“O livro perde sua razão se fechado”
Nós vivemos rodeados de leitores analfabetos como aponta Leonardo Boff na seguinte passagem: “O pior analfabeto é aquele que sabe ler, mas não tem paciência para ler. Falta-lhe tempo”. Seguindo Boff ressalta: “A leitura nos dá um tempo que nunca teremos. O tempo de ouvir o que de fato pensamos ser e somos ... A leitura não pode ser dinâmica. Deve ser lenta ... Lenta e intensa como uma noite de amor. Lenta e inesquecível como a contemplação de uma cachoeira gigante. Lenta e estimulante como uma oração na catedral da alma... A liberdade de pensar não é um meio com o qual atingimos uma liberdade maior.

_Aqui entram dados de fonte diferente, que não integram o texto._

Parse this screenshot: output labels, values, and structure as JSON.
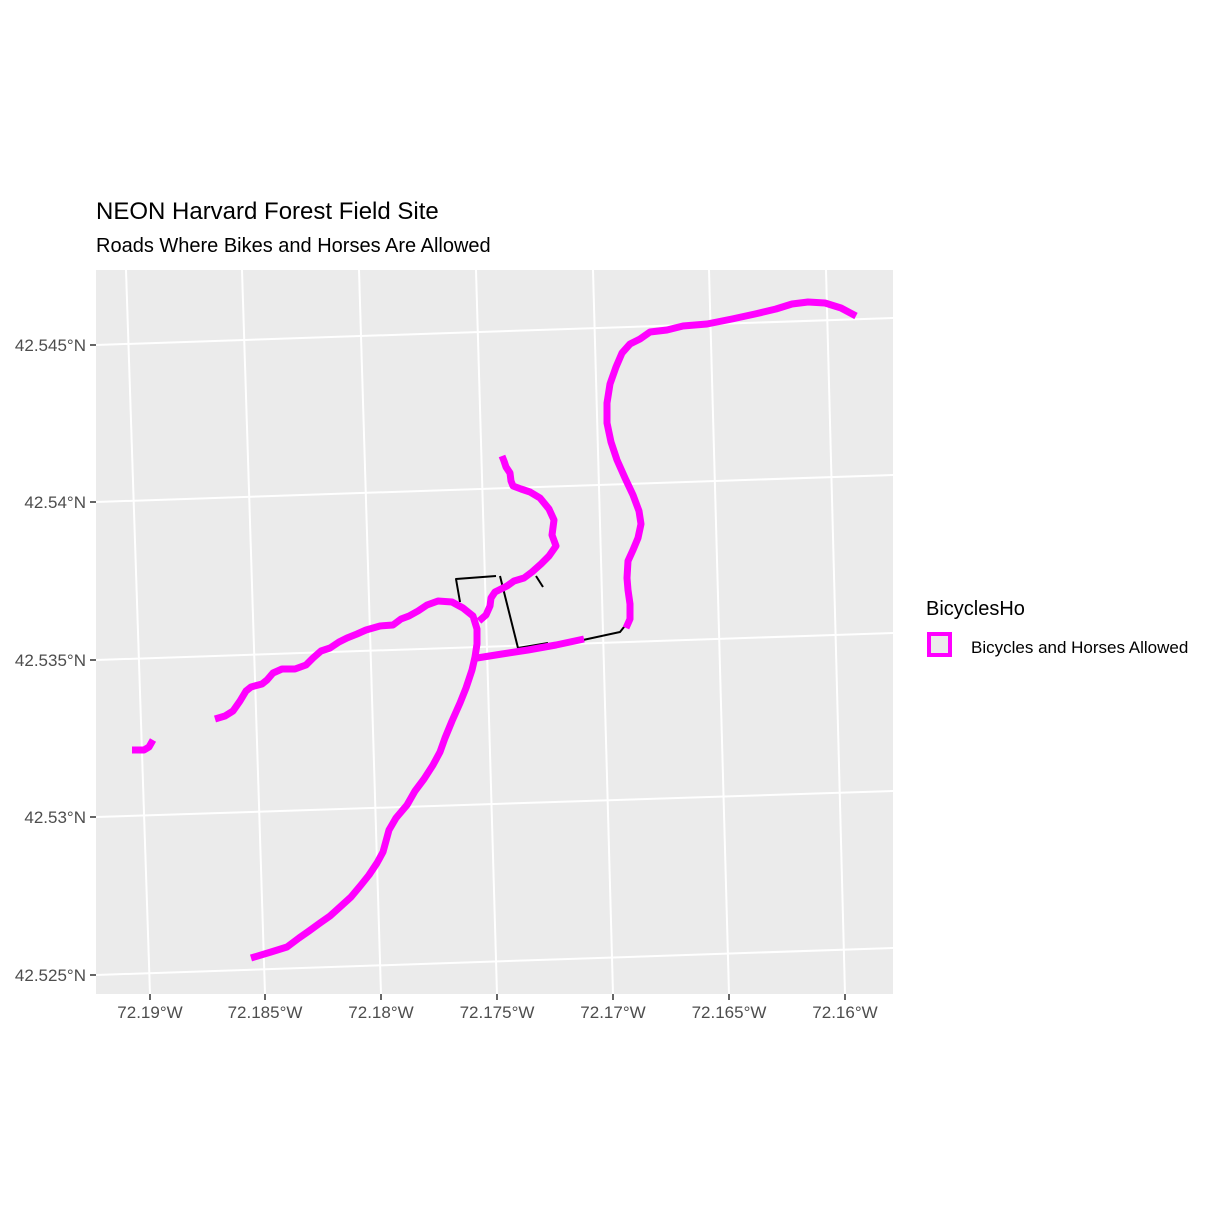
{
  "title": "NEON Harvard Forest Field Site",
  "subtitle": "Roads Where Bikes and Horses Are Allowed",
  "legend": {
    "title": "BicyclesHo",
    "items": [
      {
        "label": "Bicycles and Horses Allowed",
        "color": "#ff00ff"
      }
    ]
  },
  "map": {
    "panel_background": "#ebebeb",
    "grid_color": "#ffffff",
    "lon_ticks": [
      {
        "value": -72.19,
        "label": "72.19°W"
      },
      {
        "value": -72.185,
        "label": "72.185°W"
      },
      {
        "value": -72.18,
        "label": "72.18°W"
      },
      {
        "value": -72.175,
        "label": "72.175°W"
      },
      {
        "value": -72.17,
        "label": "72.17°W"
      },
      {
        "value": -72.165,
        "label": "72.165°W"
      },
      {
        "value": -72.16,
        "label": "72.16°W"
      }
    ],
    "lat_ticks": [
      {
        "value": 42.545,
        "label": "42.545°N"
      },
      {
        "value": 42.54,
        "label": "42.54°N"
      },
      {
        "value": 42.535,
        "label": "42.535°N"
      },
      {
        "value": 42.53,
        "label": "42.53°N"
      },
      {
        "value": 42.525,
        "label": "42.525°N"
      }
    ],
    "highlight_color": "#ff00ff",
    "other_color": "#000000"
  }
}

A liberdade de pensar é um objetivo com o qual atingimos a própria liberdade de existir...” (Leonardo Boff, O despertar da Águia, 209).
Adriano, personagem de Youcernar lembra-nos que: “Um homem que lê, pensa ou calcula, pertence a espécie e não ao sexo; nos seus melhores momentos ele escapa, inclusive, ao humano” (Marguerite Yourcenar, Memórias de Adriano, 70).
Para circunstâncias como a nacional, em O Leitor Criativo, Gabriel Perisse ensina: “... Uma sociedade que deseja recompor-se precisa construir uma linguagem nova em folha, própria dos que redescobrem a pureza do sexo, a ousadia da gratidão, a aventura da gratidão, as exigências do trabalho, a verdadeira função do lucro, o papel da universidade etc... Uma pessoa que deseja expressar-se com mais criatividade e bom senso deve seguir o conselho de Clarice Lispector que, escritora e dona de casa, segredou certa vez: “Todos os dias, quando acordo, vou correndo tirar poeira da palavra amor”. (Gabriel Perisse, O Leitor Criativo, Ômega Editora, São Paulo, 2001, 10, 15-16).
A leitura exige um esforço de conquista, pois “todo livro é como uma fortaleza que não pode ser conquistada por fora. Do contrário, acharíamos ser suficiente a leitura que nos obrigam na escola.” (Boris Gunjevic, Todo Livro é como uma fortaleza: a carne foi feita verbo. In ZIZEK, Slavoj; GUNJEVIC, Boris. O sofrimento de Deus, Invenções do Apocalipse, p 109.) Assim: “Não se pode obter nada de uma leitura feita sob pressão. Se todo livro é uma fortaleza, eles precisam ser conquistados por dentro: é preciso haver o desejo de dominar o texto com uma intenção subjetiva. Somente esse tipo de leitura se torna uma luta de classes, e dizemos isso com uma pitada de anacronismo irônico. Daí a leitura ser primordialmente uma forma múltipla de comunicações e um locus de lutas ideológicas, como sempre foi dito por Roland Barthes... Ler numa época dominada pela “imagem” não é algo que se faz nas horas vagas, ou como privilégio de uma minoria dominante, mas antes como prática diária de resistência aos sistemas interligados de poder e controle. É por esse motivo que estratégias de leitura se tornaram categoria fundamental das estratégias políticas...”
Neste sentido, Paulo Freire lembra que “a compreensão de um texto não é algo que se recebe de presente. Exige trabalho paciente de quem por ele se sente problematizado” (Paulo Freire, Considerações em torno do ato de estudar, em Ação Cultural para a liberdade e outros escritos, p. 14).
Rodner Lúcio explica que “o sentido de um texto não está no texto, não está no autor do texto, está no leitor do texto, munido de seus filtros existenciais.” De tal modo, “é preciso considerar os modos como as pessoas leem o mundo, dão significado às suas práticas e relações, como se explicam e se situam nas teias de relações em que se inserem.” Nesta dinâmica, muitas vezes, “uma coisa é o que o autor escreve, outra coisa é o que o leitor apreende.” Daí que, “nem sempre a leitura “liberta”. A leitura também cega, reforça obscurantismos.” (Euripedes dos Santos).
Uma revolução não se faz sem livros: “Sem leitura promovemos muitas passeatas, mas nenhuma revolução” Rodner Lúcio. Mas uma leitura desencarnada, que não considere “a leitura de mundo do leitor”, apenas domestica.